Davis also used her position as a board member to organize a prayer walk on Feb. 11 at Truman Benedict Elementary School in order to further promote her personal religious beliefs and take action against the After School Satan Club. The complainant reports that community members questioning her event and its discriminatory intent on her official Instagram page, where Davis regularly posts important information as a member of the board, were blocked and their comments were deleted.

“While board members are free to promote their personal religious beliefs however they wish in their personal capacities outside of the school board, as government officials they cannot be allowed to abuse their position to promote their personal religious beliefs and to denigrate members of minority religions,” FFRF Staff Attorney Chris Line writes to Board of Trustees President Krista Castellanos.

The Constitution’s Establishment Clause — which protects Americans’ religious freedom by ensuring the continued separation of religion and government — dictates that the government cannot in any way show favoritism toward religion, FFRF emphasizes. The statements of school board members are attributable to the district. It is inappropriate and unconstitutional for the district or its agents to promote a religious message because it conveys government preference for religion over nonreligion.

As school board members, Davis and all other members of the board serve a diverse population that consists not only of Christians but also minority religious and nonreligious students, parents and community members. Religious communications made in their official capacity send a message that excludes those among the 37 percent of Americans who are non-Christians, including the nearly one-in-three adult Americans (28 percent) who are religiously unaffiliated. Religious statements coming from the school board needlessly alienate the non-Christian and nonreligious residents of the Capistrano Unified School district — turning them into outsiders in their own community.

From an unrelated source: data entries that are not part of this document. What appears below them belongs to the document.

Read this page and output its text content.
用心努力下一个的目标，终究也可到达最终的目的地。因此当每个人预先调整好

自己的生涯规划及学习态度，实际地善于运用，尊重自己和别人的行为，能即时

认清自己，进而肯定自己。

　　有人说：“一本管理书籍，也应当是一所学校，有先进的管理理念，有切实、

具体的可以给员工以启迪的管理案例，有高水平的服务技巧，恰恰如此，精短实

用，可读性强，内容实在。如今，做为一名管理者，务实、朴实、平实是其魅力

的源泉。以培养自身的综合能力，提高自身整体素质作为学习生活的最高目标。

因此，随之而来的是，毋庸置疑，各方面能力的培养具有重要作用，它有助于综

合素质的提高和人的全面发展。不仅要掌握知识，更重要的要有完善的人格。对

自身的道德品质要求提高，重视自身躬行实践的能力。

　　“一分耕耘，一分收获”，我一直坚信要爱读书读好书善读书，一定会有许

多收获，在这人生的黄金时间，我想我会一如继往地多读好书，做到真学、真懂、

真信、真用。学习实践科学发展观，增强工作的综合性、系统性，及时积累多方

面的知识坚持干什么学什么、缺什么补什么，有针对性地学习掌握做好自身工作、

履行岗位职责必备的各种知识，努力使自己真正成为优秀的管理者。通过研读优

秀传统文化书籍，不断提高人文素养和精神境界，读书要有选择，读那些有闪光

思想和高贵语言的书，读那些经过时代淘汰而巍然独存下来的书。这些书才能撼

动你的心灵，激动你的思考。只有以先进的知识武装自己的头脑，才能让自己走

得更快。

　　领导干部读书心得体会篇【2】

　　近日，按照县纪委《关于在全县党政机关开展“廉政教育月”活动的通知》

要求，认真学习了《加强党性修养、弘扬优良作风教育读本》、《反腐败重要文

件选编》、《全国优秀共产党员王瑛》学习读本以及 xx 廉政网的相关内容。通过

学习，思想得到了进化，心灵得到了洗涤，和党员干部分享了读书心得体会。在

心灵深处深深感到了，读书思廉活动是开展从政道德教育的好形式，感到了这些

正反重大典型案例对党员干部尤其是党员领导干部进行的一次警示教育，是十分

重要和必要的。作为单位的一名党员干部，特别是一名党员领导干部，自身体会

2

FFRF is therefore requesting that all members of the board refrain from discussing their religious beliefs during meetings in order to uphold the rights of conscience embodied in the First Amendment, and that the board remembers that as long as it allows other nonprofit groups to host clubs in school facilities after school hours, it must allow all nonprofits to do so, including the After School Satan Club.

“At FFRF, we would greatly prefer that religious clubs not meet in our public schools at all, because religion is divisive, as this controversy shows, and taxpayers of all and no religions pay for school upkeep,” says FFRF Co-President Annie Laurie Gaylor. “But if Christians are allowed to organize afterschool clubs for students, then non-Christian clubs are entitled to meet and to be treated as respectfully.”

The Freedom From Religion Foundation is a national nonprofit organization with over 40,000 members and several chapters across the country, including more than 5,100 members and two local chapters in California. Our purposes are to protect the constitutional principle of separation between state and church, and to educate the public on matters relating to nontheism.